He wants me to look hot. So I look hot. As hot as a sixty-year-old woman can look on Halloween without a bra. I’m jiggling under a shiny black teddy, trimmed with lace. Until I tried on the teddy in the thrift shop, I felt like those old women with long pancake breasts in ethnographic films, sitting in grass huts, kneading something doughlike.

In my short butt-hugging, stomach-crunching black skirt—another thrift store bargain—I feel squirmy, wormlike, narrow enough to inch through tight spaces like the thought, ‘Why am I doing this?’ which sneaks through my self-admiration.

I had trouble pulling up the black tights so there wouldn’t be space between the crotch of my tights and that of my panties which someone might see when I sit. On my feet, black boots with heels, of course. Pointy-toed would’ve been better than round-toed but the thrift store didn’t have my size.

I always scoffed at Halloween even at ten, trick-or-treating with kids on 63rd Drive in Queens. Once a voice said Nobody’s home! when we knocked. But this Halloween is different. Up here, they make a fuss, squeeze as much fun as they can out of it. I’m all for fun. At least I’m trying to be, though I’m not sure about my date. He was dead serious when he told me to look hot. He called me three times in two days to discuss my costume.

“How about a bikini?” he asked.

“I don’t have one. How about my Chinese bathrobe?

“What would you be in a Chinese bathrobe?”

“What would I be in a bikini?”

“Hot! You’d be hot. Is the Chinese bathrobe hot?”

“No. Not really. I have a sarong from Bali.”

“Is it hot?”

I picture myself in Bali, sarong tied at the waist, tee-shirt on top, rubber sandles on my feet. “No.”

“Don’t you have something low-cut? Something sexy? Something tight?”

It’s a big deal party he’s taking me to.

When he picks me up on Halloween night and takes off his coat, he wears a Japanese robe with Japanese letters on the back, over a tee-shirt and exercise pants. I wonder who or what he’s supposed to be. But I don’t ask. I figure he was too involved in my outfit to think about his own.

He spins me around. “You look really hot! I didn’t know you had such a hot body! You always wear things that hide it!”

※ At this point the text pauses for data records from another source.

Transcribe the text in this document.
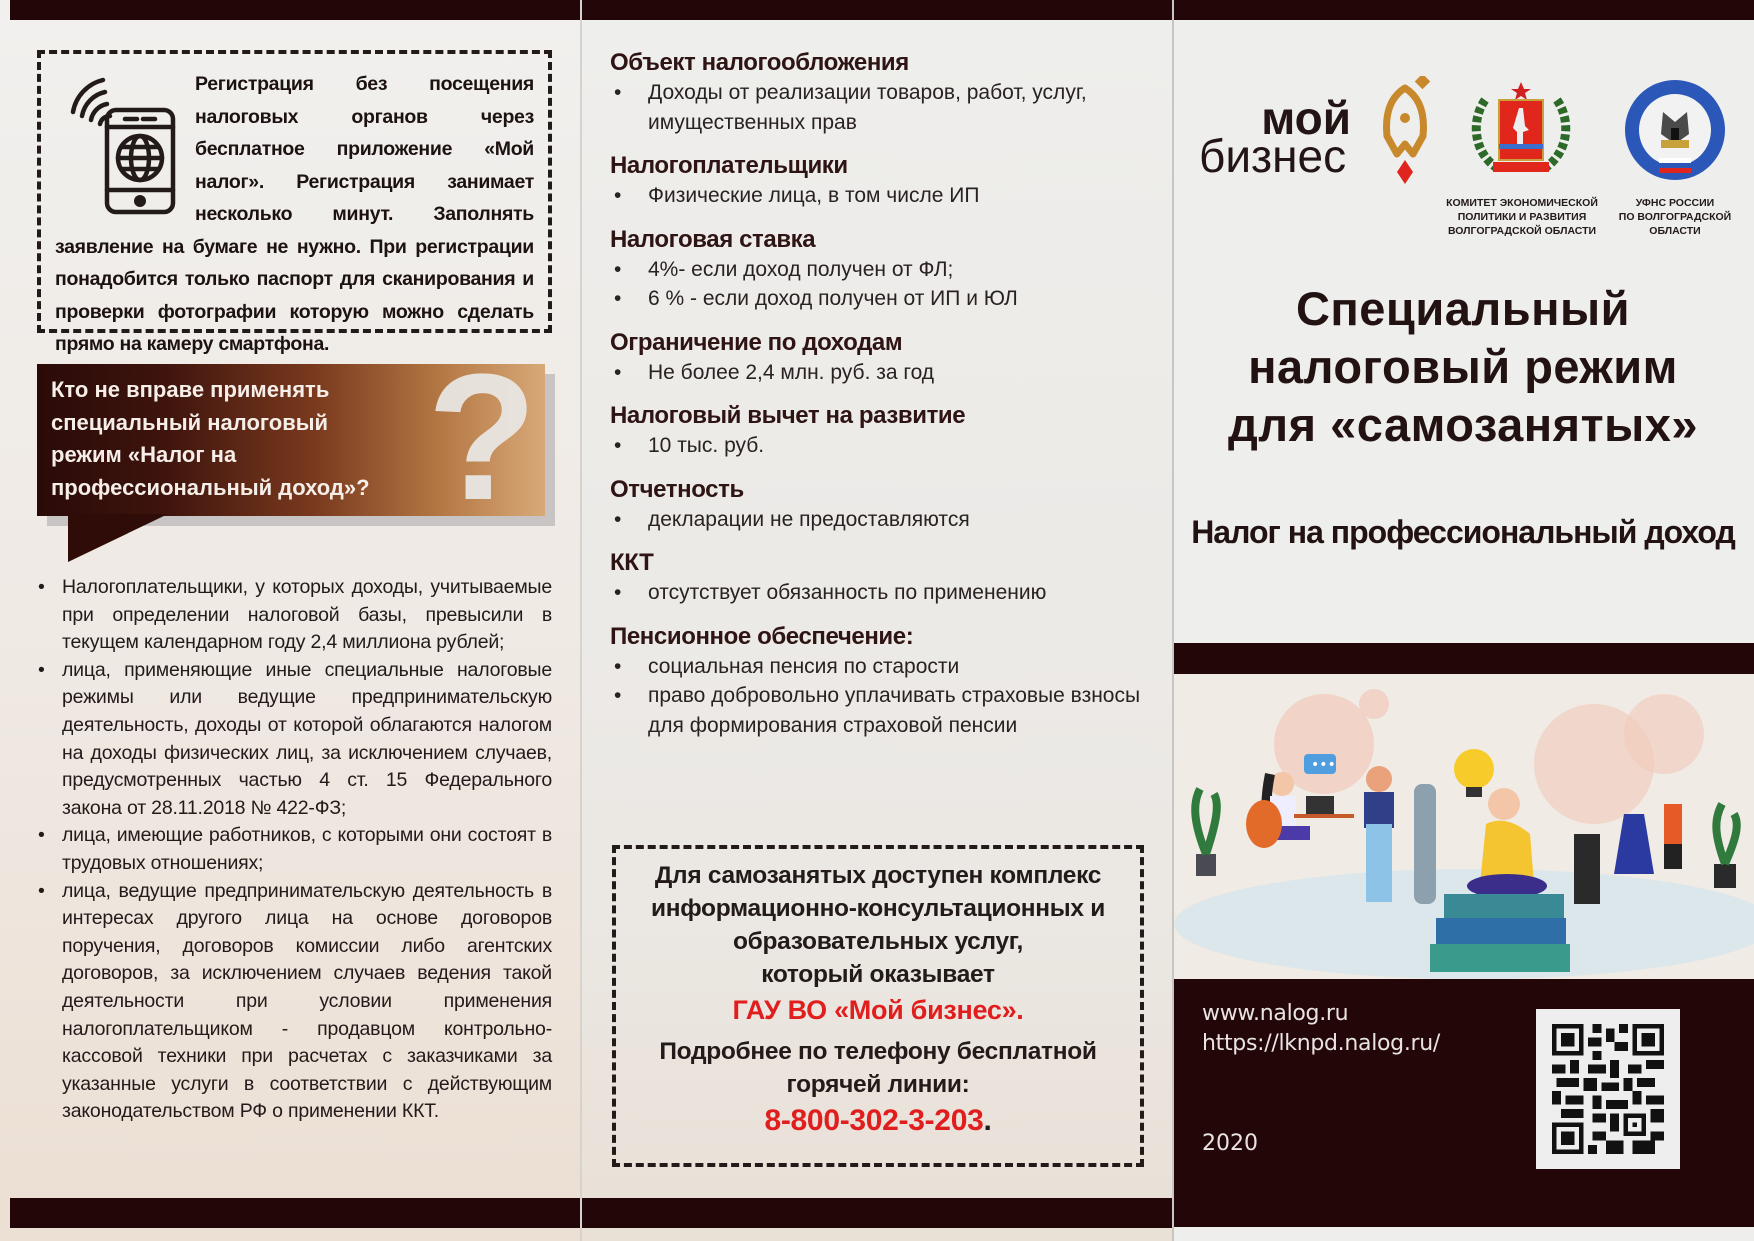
Регистрация без посещения налоговых органов через бесплатное приложение «Мой налог». Регистрация занимает несколько минут. Заполнять заявление на бумаге не нужно. При регистрации понадобится только паспорт для сканирования и проверки фотографии которую можно сделать прямо на камеру смартфона. ?
Кто не вправе применять
специальный налоговый
режим «Налог на
профессиональный доход»?
• Налогоплательщики, у которых доходы, учитываемые при определении налоговой базы, превысили в текущем календарном году 2,4 миллиона рублей;
• лица, применяющие иные специальные налоговые режимы или ведущие предпринимательскую деятельность, доходы от которой облагаются налогом на доходы физических лиц, за исключением случаев, предусмотренных частью 4 ст. 15 Федерального закона от 28.11.2018 № 422-ФЗ;
• лица, имеющие работников, с которыми они состоят в трудовых отношениях;
• лица, ведущие предпринимательскую деятельность в интересах другого лица на основе договоров поручения, договоров комиссии либо агентских договоров, за исключением случаев ведения такой деятельности при условии применения налогоплательщиком - продавцом контрольно-кассовой техники при расчетах с заказчиками за указанные услуги в соответствии с действующим законодательством РФ о применении ККТ.
Объект налогообложения
• Доходы от реализации товаров, работ, услуг, имущественных прав
Налогоплательщики
• Физические лица, в том числе ИП
Налоговая ставка
• 4%- если доход получен от ФЛ;
• 6 % - если доход получен от ИП и ЮЛ
Ограничение по доходам
• Не более 2,4 млн. руб. за год
Налоговый вычет на развитие
• 10 тыс. руб.
Отчетность
• декларации не предоставляются
ККТ
• отсутствует обязанность по применению
Пенсионное обеспечение:
• социальная пенсия по старости
• право добровольно уплачивать страховые взносы для формирования страховой пенсии

Для самозанятых доступен комплекс информационно-консультационных и образовательных услуг,

который оказывает

ГАУ ВО «Мой бизнес».

Подробнее по телефону бесплатной горячей линии:

8-800-302-3-203.

мой
бизнес
КОМИТЕТ ЭКОНОМИЧЕСКОЙ
ПОЛИТИКИ И РАЗВИТИЯ
ВОЛГОГРАДСКОЙ ОБЛАСТИ
УФНС РОССИИ
ПО ВОЛГОГРАДСКОЙ
ОБЛАСТИ
Специальный
налоговый режим
для «самозанятых»
Налог на профессиональный доход
•••
www.nalog.ru
https://lknpd.nalog.ru/
2020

From the back, he cups my breasts. “Sorry,” he says, when I give him a look. We’re not up to that. He’s still trying to get over his former lover. But I’ve been hoping tonight would be the night, from the moment when he told me to look hot. He doesn’t know I got this body late. It comes from the gym and the pool and the track. But I never thought to show it off before, especially my knees, which have always been fat. But he says my knees look fine.

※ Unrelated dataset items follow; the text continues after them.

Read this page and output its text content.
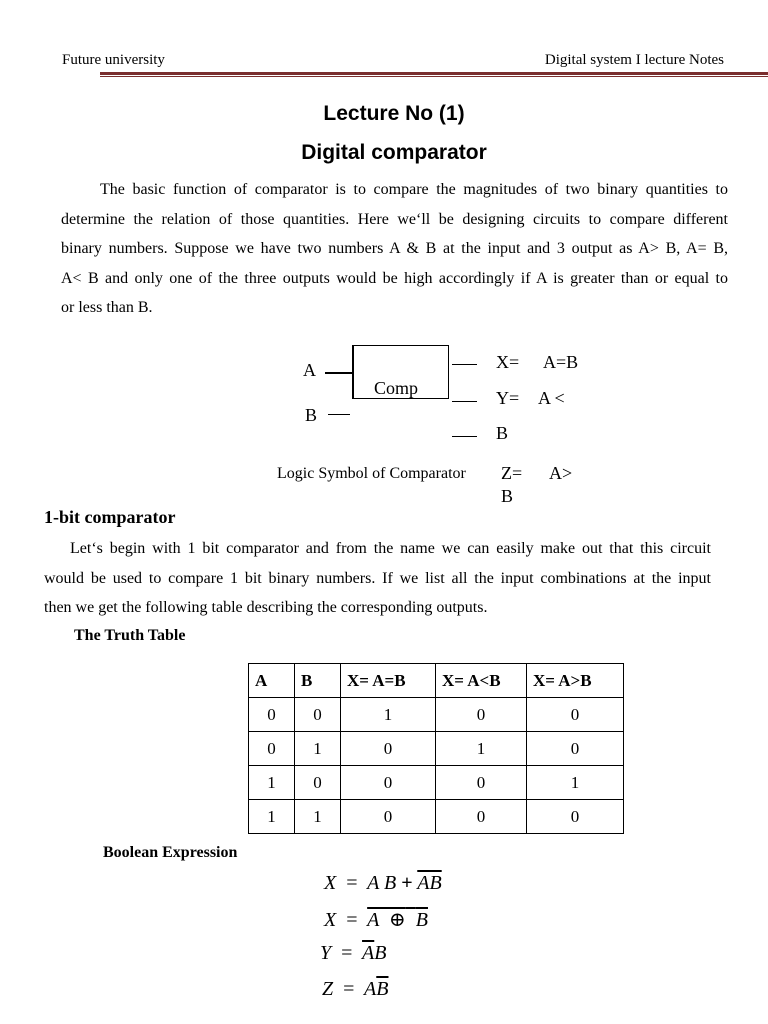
Future university	Digital system I lecture Notes
Lecture No (1)
Digital comparator
The basic function of comparator is to compare the magnitudes of two binary quantities to
determine the relation of those quantities. Here we‘ll be designing circuits to compare different
binary numbers. Suppose we have two numbers A & B at the input and 3 output as A> B, A= B,
A< B and only one of the three outputs would be high accordingly if A is greater than or equal to
or less than B.
A
B
Comp
X= A=B
Y= A <
B
Logic Symbol of Comparator Z= A>
B
1-bit comparator
Let‘s begin with 1 bit comparator and from the name we can easily make out that this circuit
would be used to compare 1 bit binary numbers. If we list all the input combinations at the input
then we get the following table describing the corresponding outputs.
The Truth Table
A	B	X= A=B	X= A<B	X= A>B
0	0	1	0	0
0	1	0	1	0
1	0	0	0	1
1	1	0	0	0
Boolean Expression
X = A $B + \overline{A}\overline{B}$
X = A ⊕ B
$Y = \overline{A}B$
$Z = A\overline{B}$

When we started dating a few weeks ago, I told Sarah I didn’t like his sloping shoulders and kinky hair and large pores or acne scars or both. But I got over that. What I can’t get over is the way he suddenly folds up inside like some mutant origami. The worst night was his birthday when he took me to the blues club where his former lover belts out ballads. That night someone else sang.

Lights from the party in the large house, high on the mountain, sneak through the dark woods as he stops the Ford van behind a slew of parked cars. When we get out, he says, “That’s her Toyota!”

“Did you know she’d be here?”

“No!”

Thoughts are running through me like cockroaches. The big black shiny kind. Is he just using me to make her jealous? To get her back? It’s a long walk from the car to the house. I try to shoo the cockroaches.

The door is open. Our host, whose height would make him a spectacle on any night other than Halloween, yells out hello. He wears a monk’s robe. A small Asian employee takes our coats. The crowd at the bar doesn’t notice our entrance. They’d be a nameless bunch to me even if they weren’t in costume. I’m new around here and know few people besides my date.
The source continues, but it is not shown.